On “Sonnet XXXIV” by Ted Berrigan
Have you ever ridden one of those carousel rides where you and the love of your life sit in a pod, and both your seat-pod and the entire ride rotate in a marriage of human ingenuity and stupidity? Trevor and I went on one of those back in May, and I had to keep my head stock-still and my eyes glued to his the whole time so I wouldn’t get dizzy. Blue on hazel. At the time, my mother was at home suffering from fits of vertigo and I couldn’t help but think of her, stiff-necked in bed, trying to keep the world from spinning.
The last piece I loved is “SONNET XXXIV” from Ted Berrigan’s the sonnets because it is a moment of clarity–an intimate moment of eye contact with Berrigan as we try to stabilize the world spinning around us. By the time I reached “SONNET XXXIV” in the book, I realized that Berrigan is the one making the world spin, or rather reflecting the way that his own world spins. However, in this piece, he puts the reader in the eye of the storm. The speaker takes on a contemplative, melancholic perspective, which differs from Berrigan’s typical exhilarated and skittish tone– “Time flies by like a great whale…” The speaker looks at their life dissociatively and confronts an identity crisis, expressing observations in a calm, meta-way that contrasts with the other poems, which are bright, impulsive bursts of energy (see “SONNET XXVI.”)

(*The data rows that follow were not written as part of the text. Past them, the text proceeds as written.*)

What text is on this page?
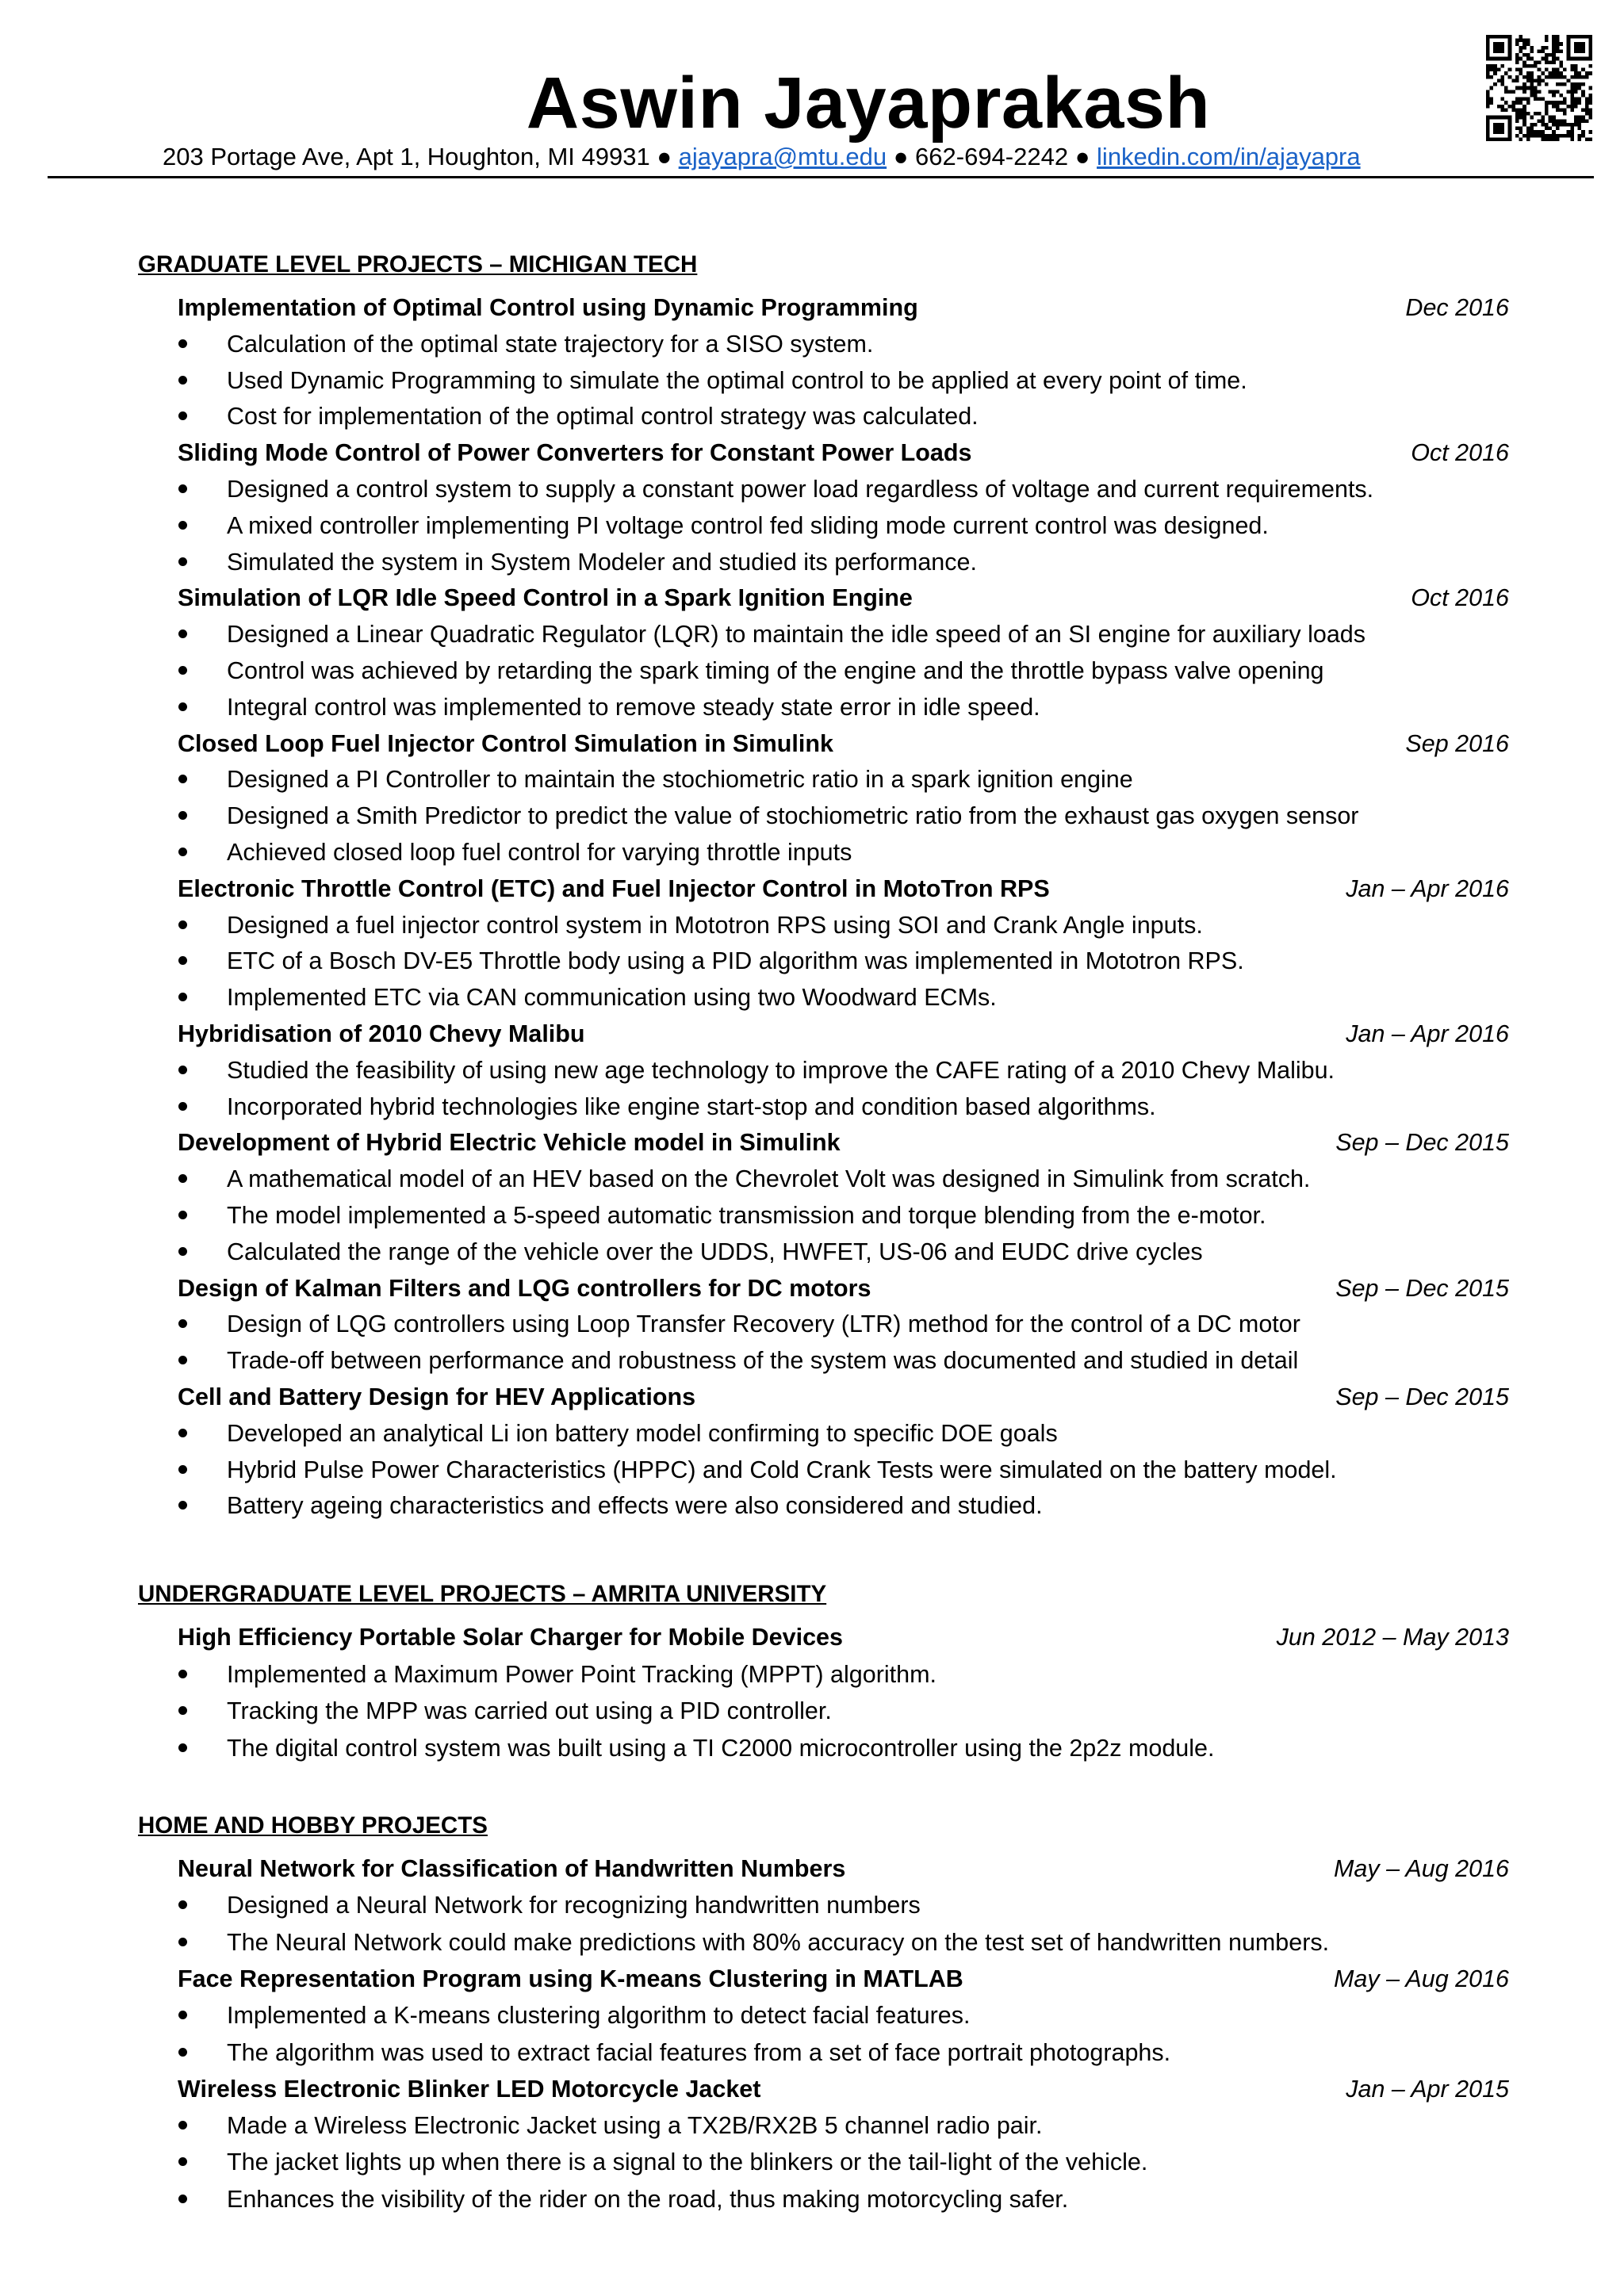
Aswin Jayaprakash
203 Portage Ave, Apt 1, Houghton, MI 49931 ● ajayapra@mtu.edu ● 662-694-2242 ● linkedin.com/in/ajayapra
GRADUATE LEVEL PROJECTS – MICHIGAN TECH
Implementation of Optimal Control using Dynamic Programming	Dec 2016
Calculation of the optimal state trajectory for a SISO system.
Used Dynamic Programming to simulate the optimal control to be applied at every point of time.
Cost for implementation of the optimal control strategy was calculated.
Sliding Mode Control of Power Converters for Constant Power Loads	Oct 2016
Designed a control system to supply a constant power load regardless of voltage and current requirements.
A mixed controller implementing PI voltage control fed sliding mode current control was designed.
Simulated the system in System Modeler and studied its performance.
Simulation of LQR Idle Speed Control in a Spark Ignition Engine	Oct 2016
Designed a Linear Quadratic Regulator (LQR) to maintain the idle speed of an SI engine for auxiliary loads
Control was achieved by retarding the spark timing of the engine and the throttle bypass valve opening
Integral control was implemented to remove steady state error in idle speed.
Closed Loop Fuel Injector Control Simulation in Simulink	Sep 2016
Designed a PI Controller to maintain the stochiometric ratio in a spark ignition engine
Designed a Smith Predictor to predict the value of stochiometric ratio from the exhaust gas oxygen sensor
Achieved closed loop fuel control for varying throttle inputs
Electronic Throttle Control (ETC) and Fuel Injector Control in MotoTron RPS	Jan – Apr 2016
Designed a fuel injector control system in Mototron RPS using SOI and Crank Angle inputs.
ETC of a Bosch DV-E5 Throttle body using a PID algorithm was implemented in Mototron RPS.
Implemented ETC via CAN communication using two Woodward ECMs.
Hybridisation of 2010 Chevy Malibu	Jan – Apr 2016
Studied the feasibility of using new age technology to improve the CAFE rating of a 2010 Chevy Malibu.
Incorporated hybrid technologies like engine start-stop and condition based algorithms.
Development of Hybrid Electric Vehicle model in Simulink	Sep – Dec 2015
A mathematical model of an HEV based on the Chevrolet Volt was designed in Simulink from scratch.
The model implemented a 5-speed automatic transmission and torque blending from the e-motor.
Calculated the range of the vehicle over the UDDS, HWFET, US-06 and EUDC drive cycles
Design of Kalman Filters and LQG controllers for DC motors	Sep – Dec 2015
Design of LQG controllers using Loop Transfer Recovery (LTR) method for the control of a DC motor
Trade-off between performance and robustness of the system was documented and studied in detail
Cell and Battery Design for HEV Applications	Sep – Dec 2015
Developed an analytical Li ion battery model confirming to specific DOE goals
Hybrid Pulse Power Characteristics (HPPC) and Cold Crank Tests were simulated on the battery model.
Battery ageing characteristics and effects were also considered and studied.
UNDERGRADUATE LEVEL PROJECTS – AMRITA UNIVERSITY
High Efficiency Portable Solar Charger for Mobile Devices	Jun 2012 – May 2013
Implemented a Maximum Power Point Tracking (MPPT) algorithm.
Tracking the MPP was carried out using a PID controller.
The digital control system was built using a TI C2000 microcontroller using the 2p2z module.
HOME AND HOBBY PROJECTS
Neural Network for Classification of Handwritten Numbers	May – Aug 2016
Designed a Neural Network for recognizing handwritten numbers
The Neural Network could make predictions with 80% accuracy on the test set of handwritten numbers.
Face Representation Program using K-means Clustering in MATLAB	May – Aug 2016
Implemented a K-means clustering algorithm to detect facial features.
The algorithm was used to extract facial features from a set of face portrait photographs.
Wireless Electronic Blinker LED Motorcycle Jacket	Jan – Apr 2015
Made a Wireless Electronic Jacket using a TX2B/RX2B 5 channel radio pair.
The jacket lights up when there is a signal to the blinkers or the tail-light of the vehicle.
Enhances the visibility of the rider on the road, thus making motorcycling safer.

Berrigan’s sleep-devoid substance binges influenced/encouraged/spawned much of this book; as a result of this, some poems are more coherent than others and some bear zero resemblance to the traditional sonnet. Berrigan is a true scientist, experimenting with language and all areas of the form. Most of all, he challenges me to think beyond what a poem “means.” While I enjoy the increased clarity and more traditional syntax of “SONNET XXXIV,” I have discovered newfound value and enjoyment in the more obscure, sonic sonnets like “SONNET XXVI.”